Significantly, the requirement for p115 activity at the VTC stage of
transport is independent of GM130 or giantin since VTCs lack GM130 and
giantin (16, 18).
The second site of p115 action in our model is after VTC-derived
transport intermediates move to the Golgi region. VTC-derived transport
intermediates contain p115 (16), and we propose that p115 provides
targeting specificity by interacting with GM130 localized on the
cis side of the cis-Golgi. This tethering
represents the first stage in a series of events that results in
membrane fusion. Our anti-GM130 antibodies do not prevent the
p115-GM130 interaction but inhibit transport, suggesting that GM130
participates in downstream events. The model also fits data showing
that expression of a mutant GM130 lacking the p115 binding N-terminal
domain results in the accumulation of tubulo-vesicular structures
(possibly transport intermediates) in the Golgi region (35). A block in
fusion of transport intermediates would result in such a phenotype.
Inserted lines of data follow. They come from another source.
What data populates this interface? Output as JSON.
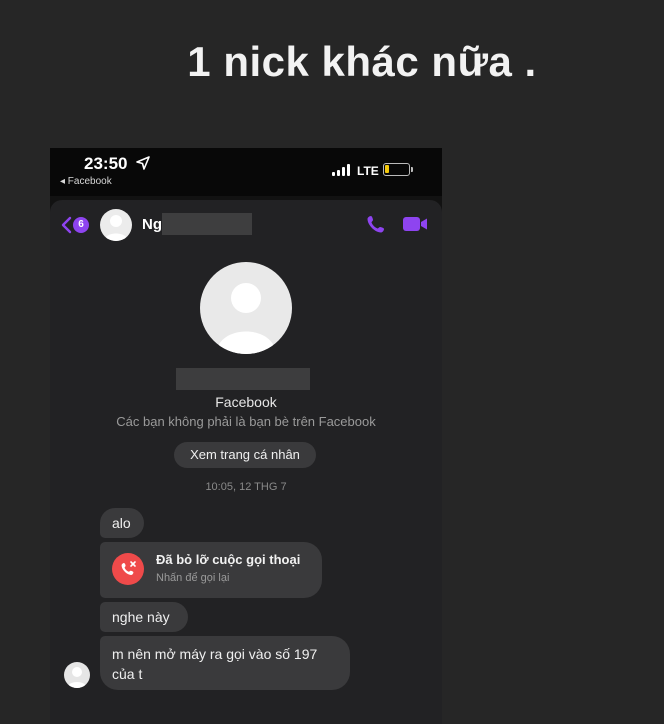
{
  "story": {
    "caption": "1 nick khác nữa ."
  },
  "status_bar": {
    "time": "23:50",
    "back_app": "◂ Facebook",
    "network": "LTE",
    "icons": [
      "location-arrow-icon",
      "signal-bars-icon",
      "battery-icon"
    ]
  },
  "header": {
    "unread_count": "6",
    "contact_name": "Ng",
    "icons": [
      "back-chevron-icon",
      "phone-call-icon",
      "video-call-icon"
    ],
    "accent_color": "#8e44f0"
  },
  "profile": {
    "platform": "Facebook",
    "relationship": "Các bạn không phải là bạn bè trên Facebook",
    "view_profile_label": "Xem trang cá nhân"
  },
  "conversation": {
    "timestamp": "10:05, 12 THG 7",
    "messages": [
      {
        "type": "text",
        "text": "alo"
      },
      {
        "type": "missed_call",
        "title": "Đã bỏ lỡ cuộc gọi thoại",
        "subtitle": "Nhấn để gọi lại"
      },
      {
        "type": "text",
        "text": "nghe này"
      },
      {
        "type": "text",
        "line1": "m nên mở máy ra gọi vào số 197",
        "line2": "của t"
      }
    ]
  }
}
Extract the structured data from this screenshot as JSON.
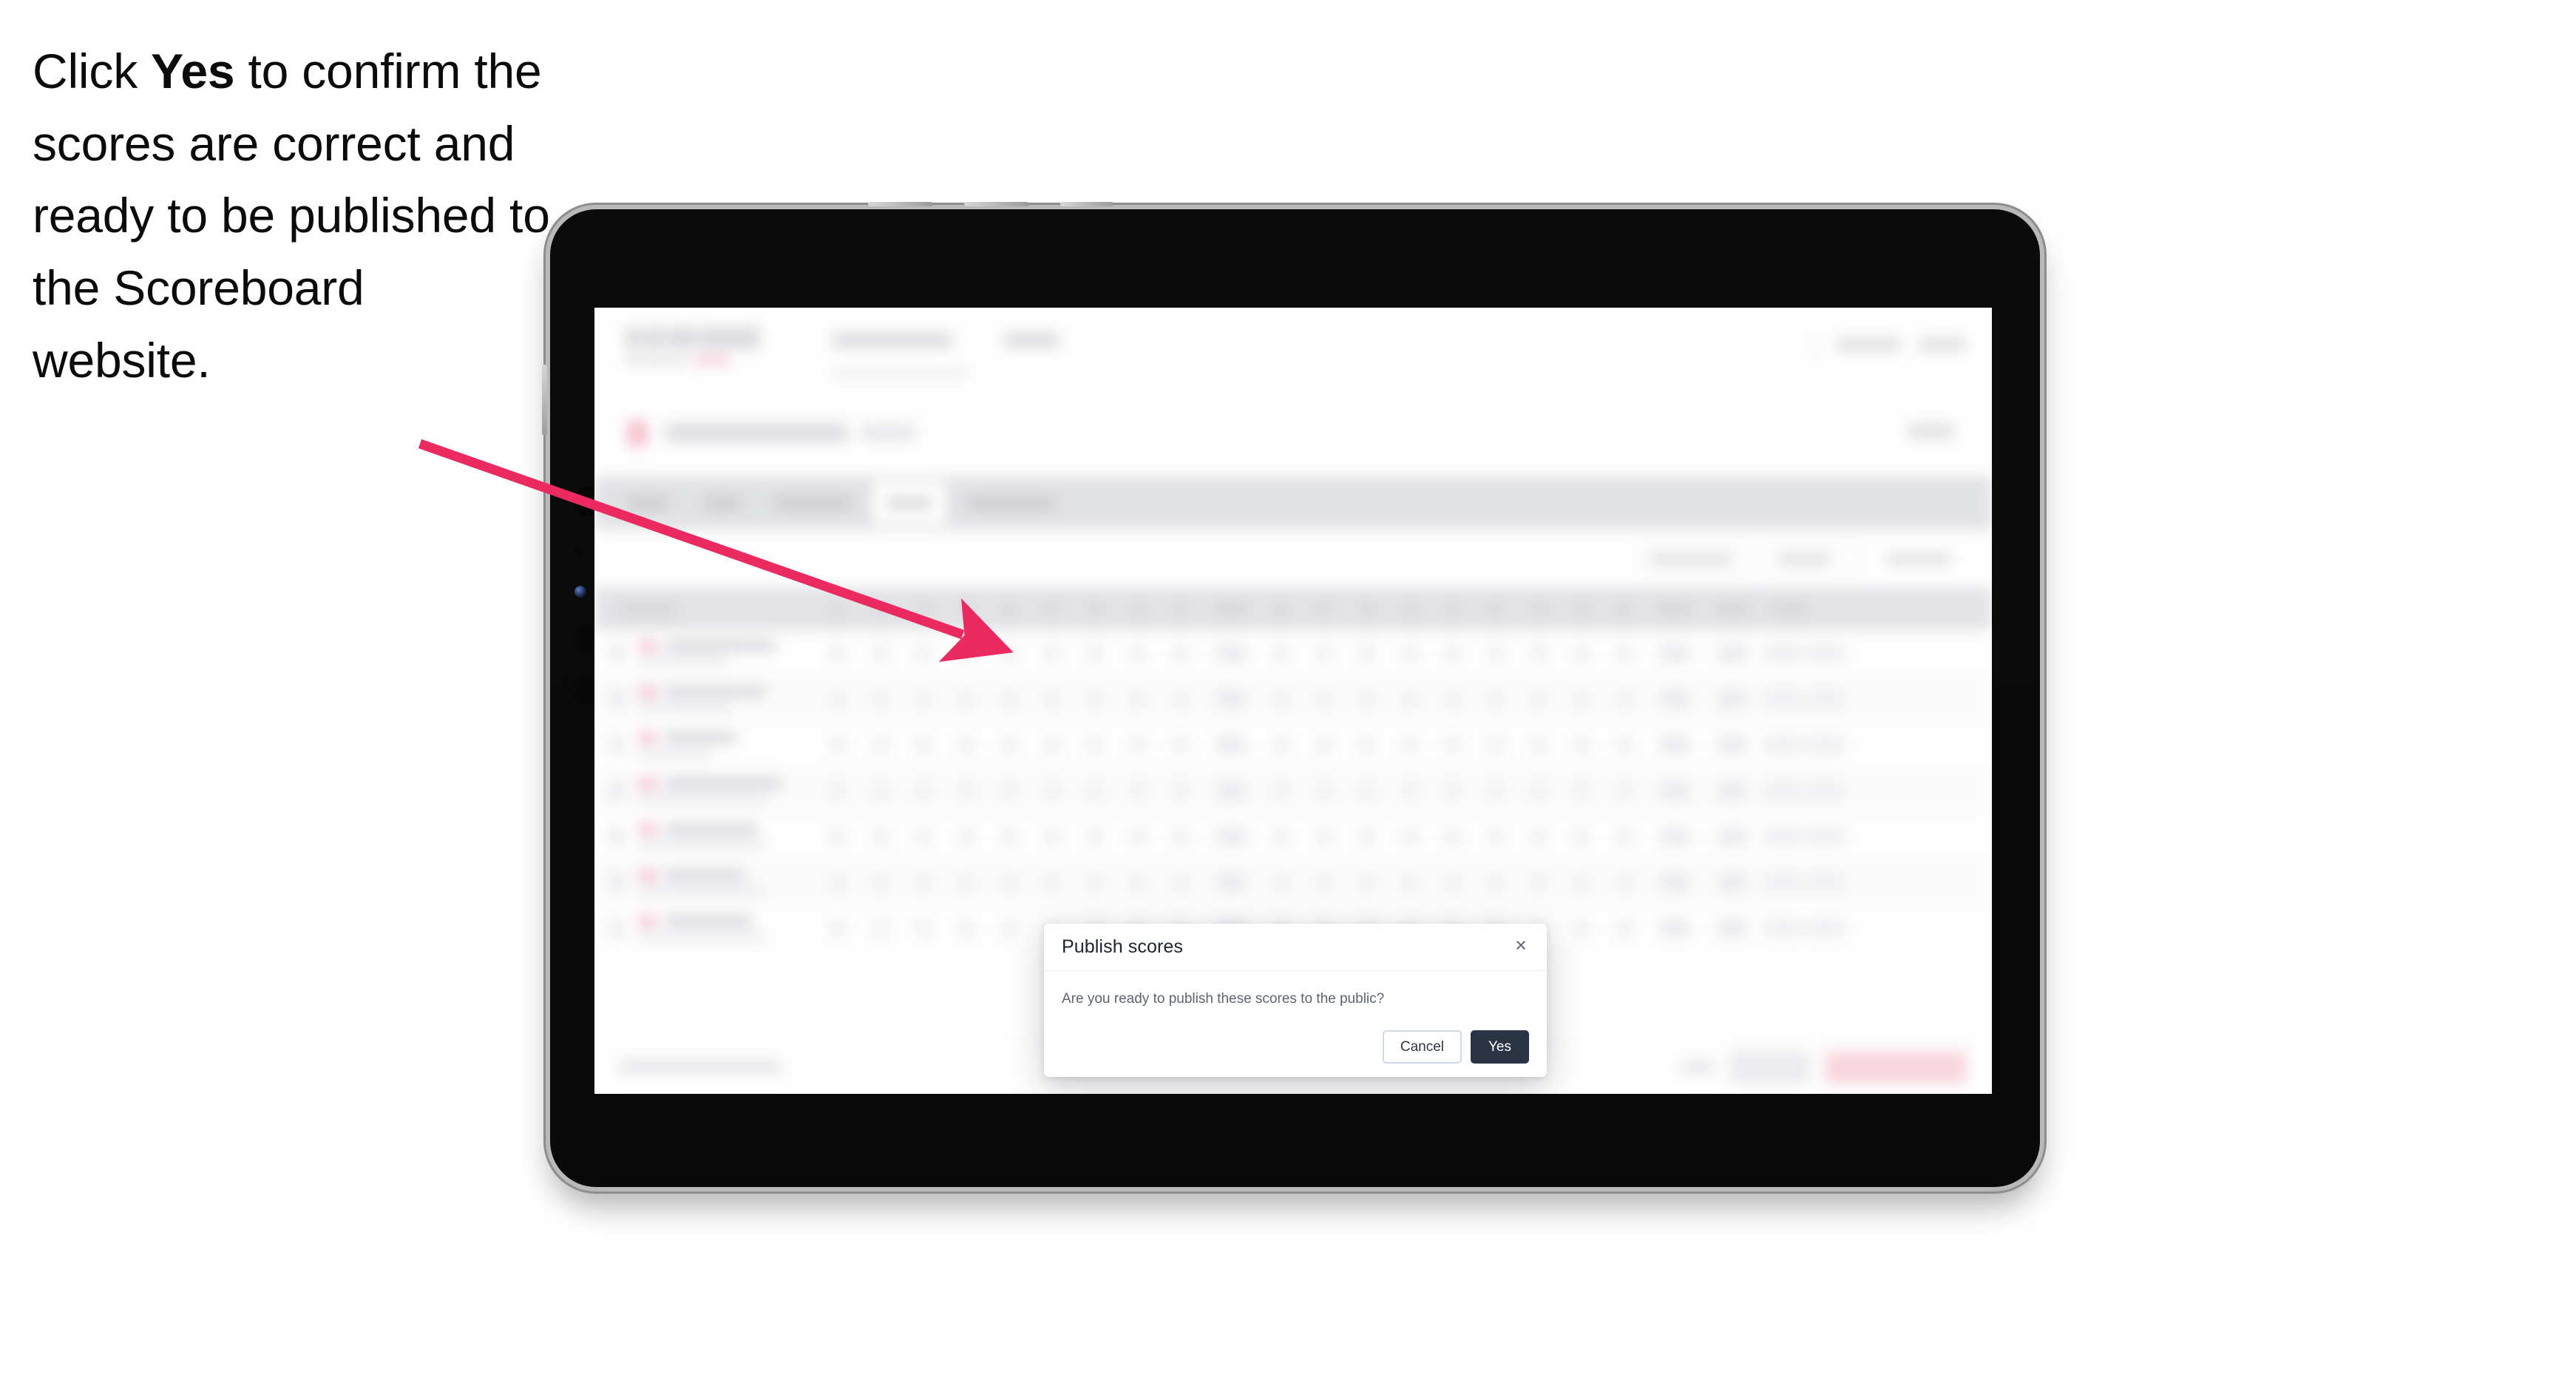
{
  "caption": {
    "before": "Click ",
    "bold": "Yes",
    "after": " to confirm the scores are correct and ready to be published to the Scoreboard website."
  },
  "colors": {
    "annotation_arrow": "#ea2a60",
    "modal_primary_button": "#2b3444",
    "modal_cancel_border": "#ccd9ea",
    "device_frame": "#0b0b0b",
    "device_metal": "#b9b9b9",
    "tab_strip": "#d6d7db",
    "brand_pink": "#f4a7bd"
  },
  "device": {
    "type": "tablet",
    "orientation": "landscape"
  },
  "modal": {
    "title": "Publish scores",
    "message": "Are you ready to publish these scores to the public?",
    "close_icon": "×",
    "buttons": {
      "cancel": "Cancel",
      "confirm": "Yes"
    }
  },
  "background_app": {
    "blurred": true,
    "logo": "SCOREBOARD",
    "nav_items": [
      "Tournaments",
      "Players"
    ],
    "topright_items": [
      "Help centre",
      "Account"
    ],
    "tabs": [
      {
        "label": "Teams",
        "active": false
      },
      {
        "label": "Draw",
        "active": false
      },
      {
        "label": "Course setup",
        "active": false
      },
      {
        "label": "Results",
        "active": true
      },
      {
        "label": "Leaderboard",
        "active": false
      }
    ],
    "filters": [
      "All rounds",
      "Round 1",
      "Team only"
    ],
    "table": {
      "columns": [
        "Player",
        "1",
        "2",
        "3",
        "4",
        "5",
        "6",
        "7",
        "8",
        "9",
        "Out",
        "10",
        "11",
        "12",
        "13",
        "14",
        "15",
        "16",
        "17",
        "18",
        "In",
        "Total",
        "Par",
        "Gross",
        "Nett"
      ],
      "row_count": 7
    },
    "bottom_bar": {
      "note": "No results published successfully",
      "link": "Cancel",
      "secondary_button": "Save",
      "primary_button": "Publish scores to public"
    }
  }
}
The role of giantin in transport is more puzzling. Based on the
ultrastructural localization of giantin to the Golgi rims (likely to be
involved in COP I vesicle budding (28, 29)) and its presence in
isolated COP I vesicles (19), a model has been proposed in which p115
would function to cross-bridge giantin in COP I vesicles to GM130 on
Golgi membranes in a single tethering event (19). However, this model
is not supported by our kinetic results. Although both anti-GM130 and
anti-giantin antibodies block VSV-G protein transport before
mannosidase II processing, staging experiments showed that the temporal
site of inhibition by anti-giantin antibodies differs from the stage
inhibited by anti-GM130 antibodies. Anti-giantin antibodies remained
inhibitory at times when anti-GM130 antibodies no longer inhibited
transport, suggesting that GM130 and giantin function at distinct steps
of transport. We therefore propose a distinct model for p115, GM130, and giantin function in the Golgi, one based on dimeric interactions between p115 and GM130 and between p115 and giantin. We suggest that
the p115-GM130 interactions are required for the anterograde delivery
of the cargo into an early Golgi compartment and the p115-giantin
interactions for the retrograde recycling of glycosyl transferases to
that compartment from a later Golgi compartment. COP I vesicles have
been shown to contain mannosidase II (49). Such a mechanism would
functionally couple the delivery of cargo with the delivery of
processing enzymes by utilizing a common molecule, p115, required for
both events. This model would allow the coordination of the forward and
the recycling pathways by utilizing p115 as a pivotal molecule
regulating both stages. Additional analysis will be required to explore
the exact molecular roles of p115, GM130, and giantin in the secretory pathway.